Signing a prenuptial agreement before you walk down the aisle is fine. Many people even suggest it because prenups can save you a lot of trouble down the line. If you get divorced, you know that the prenup protects your assets and helps make many financial decisions for you.
Just don’t try to squeeze a prenup into your plans right before the wedding. It may not be valid if you do. Signing a prenup too close to the wedding could just give you a false sense of security when you really don’t have the legal protection that you assume you do.
Why is the timing of your prenup an issue?
There are a few reasons. For one thing, it means that either you or your spouse may not have time to consider the prenup’s terms carefully, depending on who drafted it. In some cases, one party may later admit that they didn’t even read the prenup their intended spouse handed them before the wedding. The court may not enforce an order that wasn’t read or that someone didn’t think about before signing.

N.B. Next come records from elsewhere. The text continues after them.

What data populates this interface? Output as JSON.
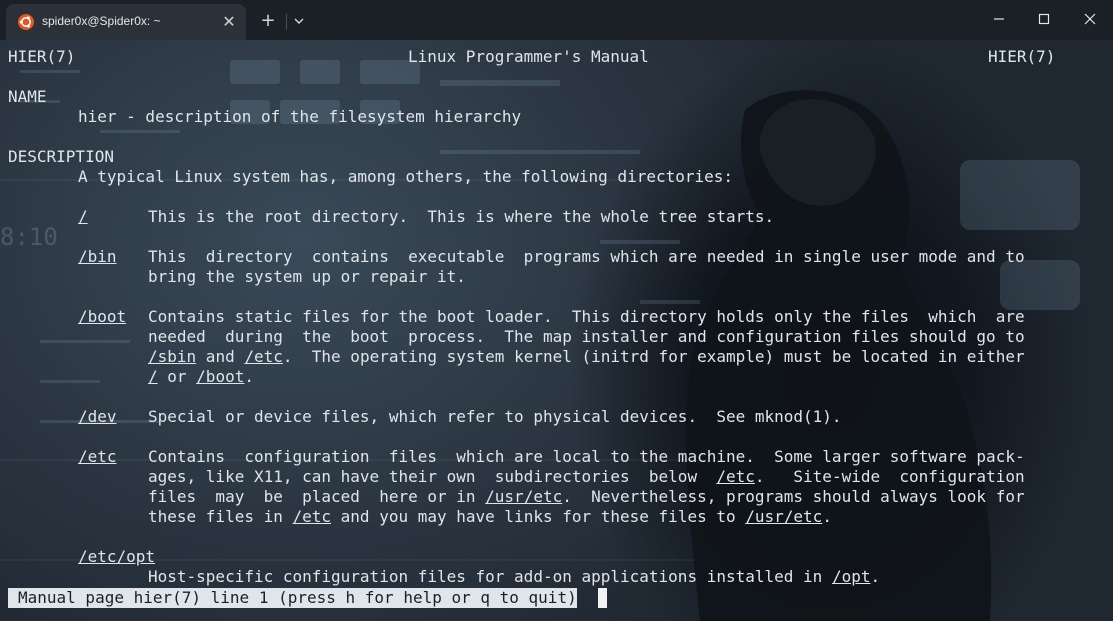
{
  "tab": {
    "title": "spider0x@Spider0x: ~",
    "close_glyph": "✕",
    "new_tab_glyph": "+",
    "icon": "ubuntu-logo-icon",
    "dropdown_icon": "chevron-down-icon"
  },
  "window_controls": [
    "minimize-icon",
    "maximize-icon",
    "close-icon"
  ],
  "colors": {
    "titlebar": "#1b2026",
    "tab": "#2a3138",
    "ubuntu_orange": "#e95420",
    "text": "#dfe5ea",
    "status_bg": "#dfe5ea"
  },
  "man": {
    "header_left": "HIER(7)",
    "header_center": "Linux Programmer's Manual",
    "header_right": "HIER(7)",
    "name_heading": "NAME",
    "name_text": "hier - description of the filesystem hierarchy",
    "desc_heading": "DESCRIPTION",
    "desc_intro": "A typical Linux system has, among others, the following directories:",
    "root_dir": "/",
    "root_text": "This is the root directory.  This is where the whole tree starts.",
    "bin_dir": "/bin",
    "bin_l1": "This  directory  contains  executable  programs which are needed in single user mode and to",
    "bin_l2": "bring the system up or repair it.",
    "boot_dir": "/boot",
    "boot_l1": "Contains static files for the boot loader.  This directory holds only the files  which  are",
    "boot_l2": "needed  during  the  boot  process.  The map installer and configuration files should go to",
    "boot_l3_link1": "/sbin",
    "boot_l3_and": " and ",
    "boot_l3_link2": "/etc",
    "boot_l3_rest": ".  The operating system kernel (initrd for example) must be located in either",
    "boot_l4_link1": "/",
    "boot_l4_or": " or ",
    "boot_l4_link2": "/boot",
    "boot_l4_end": ".",
    "dev_dir": "/dev",
    "dev_text": "Special or device files, which refer to physical devices.  See mknod(1).",
    "etc_dir": "/etc",
    "etc_l1": "Contains  configuration  files  which are local to the machine.  Some larger software pack-",
    "etc_l2_pre": "ages, like X11, can have their own  subdirectories  below  ",
    "etc_l2_link": "/etc",
    "etc_l2_post": ".   Site-wide  configuration",
    "etc_l3_pre": "files  may  be  placed  here or in ",
    "etc_l3_link": "/usr/etc",
    "etc_l3_post": ".  Nevertheless, programs should always look for",
    "etc_l4_pre": "these files in ",
    "etc_l4_link1": "/etc",
    "etc_l4_mid": " and you may have links for these files to ",
    "etc_l4_link2": "/usr/etc",
    "etc_l4_end": ".",
    "etcopt_dir": "/etc/opt",
    "etcopt_pre": "Host-specific configuration files for add-on applications installed in ",
    "etcopt_link": "/opt",
    "etcopt_end": "."
  },
  "status_bar": "Manual page hier(7) line 1 (press h for help or q to quit)"
}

Another argument in these cases is that being asked to sign right before a wedding puts too much pressure on the person who is signing. It can be seen as duress. If they were given the prenup months earlier, they may have been willing to reject it, but they feel like they can’t on the eve of the wedding. They already have guests in town. They already spent tens of thousands of dollars. That pressure is unfair and coercive.
What else should you consider when it comes to a prenup?
This is just one thing to consider if you want a prenup. Make sure you understand your rights and legal options before you begin. Working with an experienced attorney can help you avoid critical mistakes that could harm your future.